Afirma Pérez-Díaz que, en el actual momento de la historia, caracterizado por el desorden, “las experiencias religiosas pueden contribuir a iluminar a los agentes para hacer su apuesta y representar su papel en el drama en curso. Una apuesta que intenta contar con el impulso preciso – y con un sentido de la realidad que incorpora el saber de sus límites. Ello implica una apuesta, bien por dejarse ir, bien por hacer algo y poner orden en el desorden en curso”.

Conceptúa el proceso de secularización que estamos viviendo, en contra de lo que creen los que afirman que va in crescendo, como “un proceso contingente, un drama abierto, hecho de confluencias y alejamientos entre la cultura religiosa y la cultura secular”.

Lo que está claro es que estamos en un mundo de nuevas mutaciones, “con la huida hacia adelante de la globalización, la gobernanza a distancia, sociedades fragmentadas, el espacio público confuso y una cultura de la innovación permanente”. 

Cabe entender la situación actual desde “(1) una situación más bien ordenada, que no hay sino que cuidar y apuntalar; o (2) una situación en la que se detectan señales de alerta, y de alarma, de una deriva hacia un desorden de media o alta intensidad. Aquí sugiero un escenario: el de considerar la situación como la de un mundo a la deriva”.

Se trataría de “un mundo que cabe definir por lo que tal vez intenta ser pero no es: no es “un hogar”. No lo es, a pesar de sus muchos e indudables avances, puestos de relieve, y con riqueza de datos y plausibles razones, por tantos (por ejemplo, Pinker, 2018).

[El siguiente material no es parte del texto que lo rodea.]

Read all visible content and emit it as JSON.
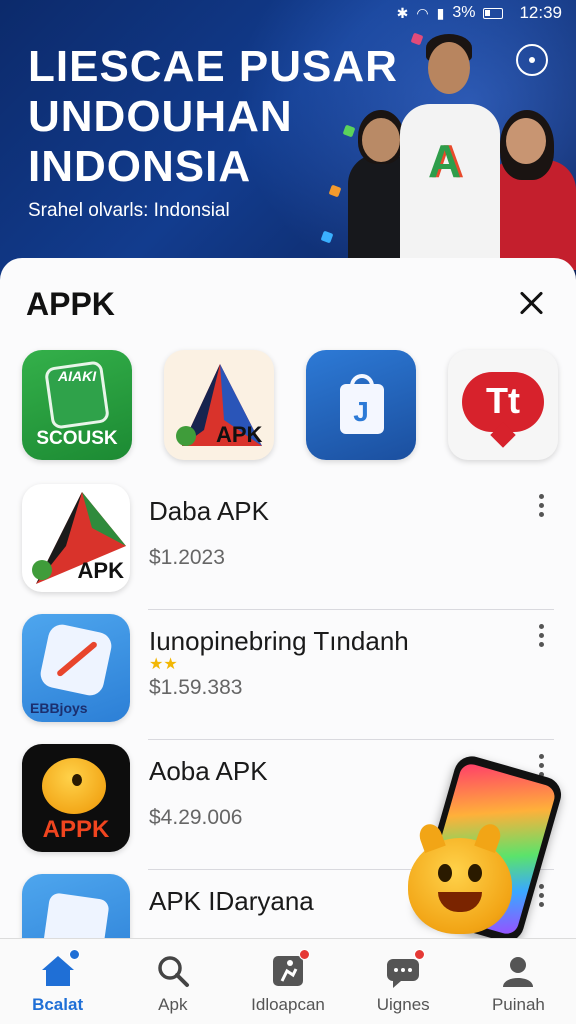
{
  "status_bar": {
    "battery_percent": "3%",
    "time": "12:39"
  },
  "hero": {
    "title_line1": "LIESCAE PUSAR",
    "title_line2": "UNDOUHAN",
    "title_line3": "INDONSIA",
    "subtitle": "Srahel olvarls: Indonsial",
    "person_logo": "A"
  },
  "sheet": {
    "title": "APPK"
  },
  "featured_apps": [
    {
      "top_text": "AIAKI",
      "bottom_text": "SCOUSK",
      "icon": "green-badge-icon"
    },
    {
      "label": "APK",
      "icon": "red-triangle-icon"
    },
    {
      "label": "J",
      "icon": "shopping-bag-icon"
    },
    {
      "label": "Tt",
      "icon": "red-speech-icon"
    }
  ],
  "app_list": [
    {
      "name": "Daba APK",
      "price": "$1.2023",
      "thumb_label": "APK"
    },
    {
      "name": "Iunopinebring Tındanh",
      "price": "$1.59.383",
      "thumb_label": "EBBjoys",
      "stars": "★★"
    },
    {
      "name": "Aoba APK",
      "price": "$4.29.006",
      "thumb_label": "APPK"
    },
    {
      "name": "APK IDaryana",
      "price": "$ . . . ."
    }
  ],
  "bottom_nav": [
    {
      "label": "Bcalat",
      "icon": "home-icon",
      "active": true
    },
    {
      "label": "Apk",
      "icon": "search-icon"
    },
    {
      "label": "Idloapcan",
      "icon": "runner-icon",
      "badge": true
    },
    {
      "label": "Uignes",
      "icon": "chat-icon",
      "badge": true
    },
    {
      "label": "Puinah",
      "icon": "person-icon"
    }
  ],
  "colors": {
    "hero_bg": "#123c8e",
    "accent": "#1f6fd6",
    "badge": "#e53935"
  }
}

¿Podía ser esta crisis un momento propicio para la experiencia religiosa? Sin duda, si sabemos dar una respuesta oportuna a estas circunstancias: “(1) La sensación de drama aumenta. (2) Las preguntas quedan en el aire. El desorden actual promueve la insatisfacción con las respuestas de los dirigentes políticos, de las elites de turno, de los aparatos mediáticos, y sus lugares comunes. Lo cotidiano es puesto en cuestión. Las preguntas quedan sin respuesta; mientras que se formulan con más inquietud que antes. (3) El impulso cede. La mera acción, confusa, resuelve poco; la energía se consume; la dejadez y la acidia pueden apoderarse del ánimo. Se echa de menos el impulso ascensional. (4) Los límites son más obvios. La situación pone de relieve los límites de lo que se creía un camino de progreso indefinido, apoyado en lo que sabe y puede el conjunto de la sociedad. El prometeísmo dominante en varios momentos del pasado reciente parece insostenible, y una mirada realista a lo que de verdad se sabe y se puede, parece más aconsejable. (5) Se comprueba que se requiere cada vez más la cooperación de los “otros”, por lo pronto su respeto de las reglas comunes que garantizarían la convivencia”.

Es  decir, “la crisis reforzaría la demanda de aquellas formas de religiosidad que se definen a partir del esquema pentagonal de la vida como drama, las preguntas últimas, el impulso ascensional (aunque sólo sea para escapar del naufragio, del maelström...) combinado con un sentido de los límites (estaríamos ante una sociedad escarmentada por la crisis actual y el torpe manejo que se ha hecho de ella), y con el cuidado por la relación con los otros”.

Pérez-Díaz, al final de su trabajo, habla de la “sublimidad del sentir”, y de algunas afinidades electivas entre positivistas románticos y cristianos contemporáneos (Giacomo Leopardi, Luigi Giussani, y otros).

Me da la impresión de que este marco de análisis sirve sin duda para una reflexión sobre la respuesta cristiana. También por parte de la Iglesia.